I went back to my hotel then—it was on one of those brightly lit lanes, which in the daytime turns out to be just a rather peeling, derelict back alleyway. But at night it is enchantment. They call this place the “City of Angels,” but I think that’s a kind of spell, a way of saying it’s not a place of djinns. Didn’t Nana tell us, one of those long winter afternoons—Scheherazade in Somerset—that the best devils in the world are the ones who look like angels?
I suppose you’ll say all this has something to do with Sarah, and finding myself alone again. A widower is a king exiled from his palace, I tell my friends, and they look at one another and tell themselves I’ve lost it. But it’s true. When you’re suddenly alone again, it’s as if you’ve lost not just your jewels, but yourself, your life. You’ve woken up in a strange place, and there’s no way to find the road back to the castle. Nothing makes sense, and you don’t have any money on you, and whatever past you thought you had is locked up in somebody else’s keeping. I suppose I realized that if everyone was going to misunderstand me in any case, I might as well go full hog and become someone entirely unexpected.
Which brings me to the part that’s going to shock you. I feel strange saying all this to you; I suppose if would be easier to call. But if I could hear your voice, I don’t think I’d be able to say anything at all. And anyway, with you off in Bangalore, I’d probably hear someone else’s voice, or someone pretending to be you. And you’re not who you usually are either, I imagine, in that tropical setting, with all those streets around.
Besides, there is something rather magical about coming into one of these little cafés at 1:00 a.m.—the young girl at the desk curtsies, the kids wait around in chairs, as if waiting to be claimed—and typing these words onto a screen, and then, that very minute, the same words appear on a screen in India, taken there by a genie with STD connections.
So, back to the part where you’ve got to block your eyes (or ears, or both). I asked myself, as I went out for breakfast that second night, what I really wanted here. The streets around me were thronged; they have this night market thing here which is a kind of Oriental bazaar in the dark, so mad with flickering neon and shouted prices that you can hardly walk. People are shooting numbers back and forth, or offering one another calculators on which their bids are typed. Girls are drifting out of the bars in underwear, or even less. People are selling blacklight posters, lanterns, false perfumes and little vials of something strange, bras, luminous green rings to wear around your neck and spices that are said to be love potions. All around, on every corner. And I, walking through the midst of it, thought, “What is it that I could do here that I could never do at home?”
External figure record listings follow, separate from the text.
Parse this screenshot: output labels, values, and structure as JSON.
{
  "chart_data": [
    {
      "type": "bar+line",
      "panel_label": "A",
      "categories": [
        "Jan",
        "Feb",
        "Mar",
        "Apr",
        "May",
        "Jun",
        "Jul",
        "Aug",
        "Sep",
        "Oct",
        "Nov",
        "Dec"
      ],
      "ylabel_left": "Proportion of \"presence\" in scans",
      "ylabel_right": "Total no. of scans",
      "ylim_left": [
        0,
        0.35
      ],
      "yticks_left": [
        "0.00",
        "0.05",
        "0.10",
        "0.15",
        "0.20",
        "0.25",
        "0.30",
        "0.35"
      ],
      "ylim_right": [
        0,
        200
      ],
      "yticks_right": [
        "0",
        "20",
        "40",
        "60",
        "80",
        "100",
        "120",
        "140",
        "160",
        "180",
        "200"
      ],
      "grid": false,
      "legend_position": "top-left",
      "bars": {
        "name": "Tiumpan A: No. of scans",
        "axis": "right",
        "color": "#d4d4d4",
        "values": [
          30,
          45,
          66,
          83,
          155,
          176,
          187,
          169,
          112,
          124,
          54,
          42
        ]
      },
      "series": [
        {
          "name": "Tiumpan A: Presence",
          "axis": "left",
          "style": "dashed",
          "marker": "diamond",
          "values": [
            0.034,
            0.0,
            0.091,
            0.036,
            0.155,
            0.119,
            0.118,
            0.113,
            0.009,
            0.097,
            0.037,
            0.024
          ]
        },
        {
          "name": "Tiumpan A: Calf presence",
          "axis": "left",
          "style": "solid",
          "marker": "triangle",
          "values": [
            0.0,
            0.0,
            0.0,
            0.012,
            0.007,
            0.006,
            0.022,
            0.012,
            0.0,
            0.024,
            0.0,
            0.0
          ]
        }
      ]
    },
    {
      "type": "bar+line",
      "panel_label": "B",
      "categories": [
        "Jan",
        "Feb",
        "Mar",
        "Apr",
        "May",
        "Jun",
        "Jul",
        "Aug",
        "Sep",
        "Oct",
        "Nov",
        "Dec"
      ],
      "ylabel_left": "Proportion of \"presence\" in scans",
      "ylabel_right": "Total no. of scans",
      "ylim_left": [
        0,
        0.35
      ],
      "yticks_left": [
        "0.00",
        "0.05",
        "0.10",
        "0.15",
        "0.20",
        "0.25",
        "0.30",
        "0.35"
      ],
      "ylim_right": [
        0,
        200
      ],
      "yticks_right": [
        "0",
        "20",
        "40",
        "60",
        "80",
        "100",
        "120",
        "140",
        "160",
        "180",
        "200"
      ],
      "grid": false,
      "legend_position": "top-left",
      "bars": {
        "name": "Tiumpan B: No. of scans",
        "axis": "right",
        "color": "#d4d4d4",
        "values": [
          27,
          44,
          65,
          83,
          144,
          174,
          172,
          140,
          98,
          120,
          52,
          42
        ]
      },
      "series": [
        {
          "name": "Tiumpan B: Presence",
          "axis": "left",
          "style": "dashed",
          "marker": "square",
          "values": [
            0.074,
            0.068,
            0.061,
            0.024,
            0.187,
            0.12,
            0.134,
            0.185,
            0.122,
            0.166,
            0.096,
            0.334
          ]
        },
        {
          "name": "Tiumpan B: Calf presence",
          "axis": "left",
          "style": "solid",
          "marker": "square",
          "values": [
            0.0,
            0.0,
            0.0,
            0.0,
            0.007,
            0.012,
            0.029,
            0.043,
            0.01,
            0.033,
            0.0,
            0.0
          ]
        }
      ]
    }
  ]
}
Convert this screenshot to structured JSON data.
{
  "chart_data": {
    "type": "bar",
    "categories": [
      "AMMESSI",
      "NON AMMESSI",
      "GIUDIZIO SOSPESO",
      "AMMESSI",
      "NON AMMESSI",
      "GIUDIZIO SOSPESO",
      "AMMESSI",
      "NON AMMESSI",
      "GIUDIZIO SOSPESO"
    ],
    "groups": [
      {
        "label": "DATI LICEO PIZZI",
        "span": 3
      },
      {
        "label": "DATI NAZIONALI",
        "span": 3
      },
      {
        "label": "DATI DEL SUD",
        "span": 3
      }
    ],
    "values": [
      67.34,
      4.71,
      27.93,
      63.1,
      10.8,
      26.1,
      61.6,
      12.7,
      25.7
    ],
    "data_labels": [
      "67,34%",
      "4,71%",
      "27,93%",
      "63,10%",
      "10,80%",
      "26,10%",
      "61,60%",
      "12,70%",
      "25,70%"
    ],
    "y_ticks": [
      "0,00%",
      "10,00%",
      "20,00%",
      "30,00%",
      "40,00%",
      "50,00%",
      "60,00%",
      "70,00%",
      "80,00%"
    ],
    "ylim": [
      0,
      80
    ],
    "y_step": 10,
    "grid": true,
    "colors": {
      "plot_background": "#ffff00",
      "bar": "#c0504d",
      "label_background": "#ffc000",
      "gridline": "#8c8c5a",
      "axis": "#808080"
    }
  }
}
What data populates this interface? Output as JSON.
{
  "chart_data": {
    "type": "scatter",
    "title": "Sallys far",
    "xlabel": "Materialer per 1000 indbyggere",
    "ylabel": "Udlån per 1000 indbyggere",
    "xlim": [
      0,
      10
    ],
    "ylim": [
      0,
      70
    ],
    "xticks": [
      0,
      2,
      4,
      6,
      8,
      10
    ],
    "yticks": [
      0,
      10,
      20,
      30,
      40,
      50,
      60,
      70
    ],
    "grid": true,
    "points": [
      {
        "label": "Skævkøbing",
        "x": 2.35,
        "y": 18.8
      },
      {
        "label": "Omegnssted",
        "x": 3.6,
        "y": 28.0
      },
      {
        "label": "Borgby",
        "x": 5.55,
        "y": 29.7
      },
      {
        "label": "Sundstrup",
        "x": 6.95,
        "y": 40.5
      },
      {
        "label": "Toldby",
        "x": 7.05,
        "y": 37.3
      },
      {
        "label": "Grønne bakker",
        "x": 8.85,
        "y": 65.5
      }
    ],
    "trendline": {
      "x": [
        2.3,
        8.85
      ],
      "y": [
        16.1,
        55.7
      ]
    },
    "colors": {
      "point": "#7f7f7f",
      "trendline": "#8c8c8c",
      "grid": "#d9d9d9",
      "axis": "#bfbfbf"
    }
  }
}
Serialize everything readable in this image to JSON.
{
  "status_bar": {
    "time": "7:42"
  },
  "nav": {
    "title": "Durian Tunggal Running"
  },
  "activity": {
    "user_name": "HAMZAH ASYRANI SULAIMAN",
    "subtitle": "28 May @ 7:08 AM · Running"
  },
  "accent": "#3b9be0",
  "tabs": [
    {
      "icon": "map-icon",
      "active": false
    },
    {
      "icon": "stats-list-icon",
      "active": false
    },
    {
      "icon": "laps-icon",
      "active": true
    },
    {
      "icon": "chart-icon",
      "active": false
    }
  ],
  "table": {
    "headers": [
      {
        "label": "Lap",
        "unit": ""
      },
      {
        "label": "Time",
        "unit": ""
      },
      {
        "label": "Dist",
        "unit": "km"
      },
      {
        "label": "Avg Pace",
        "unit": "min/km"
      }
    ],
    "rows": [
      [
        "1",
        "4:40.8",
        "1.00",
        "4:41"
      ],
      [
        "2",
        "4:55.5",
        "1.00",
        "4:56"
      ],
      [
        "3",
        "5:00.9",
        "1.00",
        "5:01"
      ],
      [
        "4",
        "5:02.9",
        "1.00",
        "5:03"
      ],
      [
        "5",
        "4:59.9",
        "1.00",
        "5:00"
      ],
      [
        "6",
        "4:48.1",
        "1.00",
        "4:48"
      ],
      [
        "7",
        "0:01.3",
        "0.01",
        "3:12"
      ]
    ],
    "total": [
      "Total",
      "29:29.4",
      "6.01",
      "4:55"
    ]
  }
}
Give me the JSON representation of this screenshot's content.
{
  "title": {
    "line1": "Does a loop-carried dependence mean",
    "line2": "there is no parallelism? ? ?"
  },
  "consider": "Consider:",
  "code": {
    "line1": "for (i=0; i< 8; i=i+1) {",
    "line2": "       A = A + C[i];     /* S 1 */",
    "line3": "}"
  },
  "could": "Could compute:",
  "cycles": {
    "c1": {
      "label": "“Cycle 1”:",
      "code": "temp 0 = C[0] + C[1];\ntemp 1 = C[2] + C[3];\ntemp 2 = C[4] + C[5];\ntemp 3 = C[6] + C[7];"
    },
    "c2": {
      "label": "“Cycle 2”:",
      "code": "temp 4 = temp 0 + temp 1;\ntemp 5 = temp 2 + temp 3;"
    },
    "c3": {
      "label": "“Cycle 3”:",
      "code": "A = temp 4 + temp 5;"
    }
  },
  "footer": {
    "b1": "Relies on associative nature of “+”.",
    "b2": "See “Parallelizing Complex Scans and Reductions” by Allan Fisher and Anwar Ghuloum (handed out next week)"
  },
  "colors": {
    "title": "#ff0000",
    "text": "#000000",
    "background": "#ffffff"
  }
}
What I’m going to tell you won’t make you very comfortable. But I suppose I was after something that’s the opposite of comfort; if it had been comfort I wanted, I’d have stayed in London. No, I thought; this is a chance—my best chance, maybe my last chance—to become someone different. To say abracadabra and whirl myself around so fast that the person who gets up again is someone other. You know how my reasoning works when there’s no real reason behind it.
People were pushing me, scraping past me as I walked, picking up panties and Rolex watches that cost less than a drink, fingering X-rated videos and bottles of Chanel that looked like colored water, and at last, having fortified myself with a beer, I went up to two girls I’d seen the night before. One of them had short, spiky hair—she was less tall than I was—and a soft, young face, virginal in a way. The other was much taller than both of us, with long hair and a tiger’s face, predatory and strong.
“What magic tricks do you offer?” I said, not meaning anything, I think.
They looked at one another—though I’m sure they’re used to worse—and then the small one, the shy one, said, “What country you come from?”
“England,” I said.
“Same-same, America.”
“Not really, no.”
“Where you stay Bangkok?”
“The Dream Palace. Over near the Golden Temple.”
They looked at one another appraisingly.
“You have ladee, Bangkok?”
“No,” I told the shorter one. “No lady at all.”
Here the taller one grabbed hold of my arm.
“You come with me,” she said.
“No,” said the other. “You come with me. Number one.”
“Same-same,” said the first. “You take us both.”
“I will,” I said, and the whole conversation stopped for a moment. Whatever they were expecting, it wasn’t this. It wasn’t what I was expecting, either. It was the moment speaking, taking me wherever it went.
They looked at me and the tall one said, “You want me and my friend?”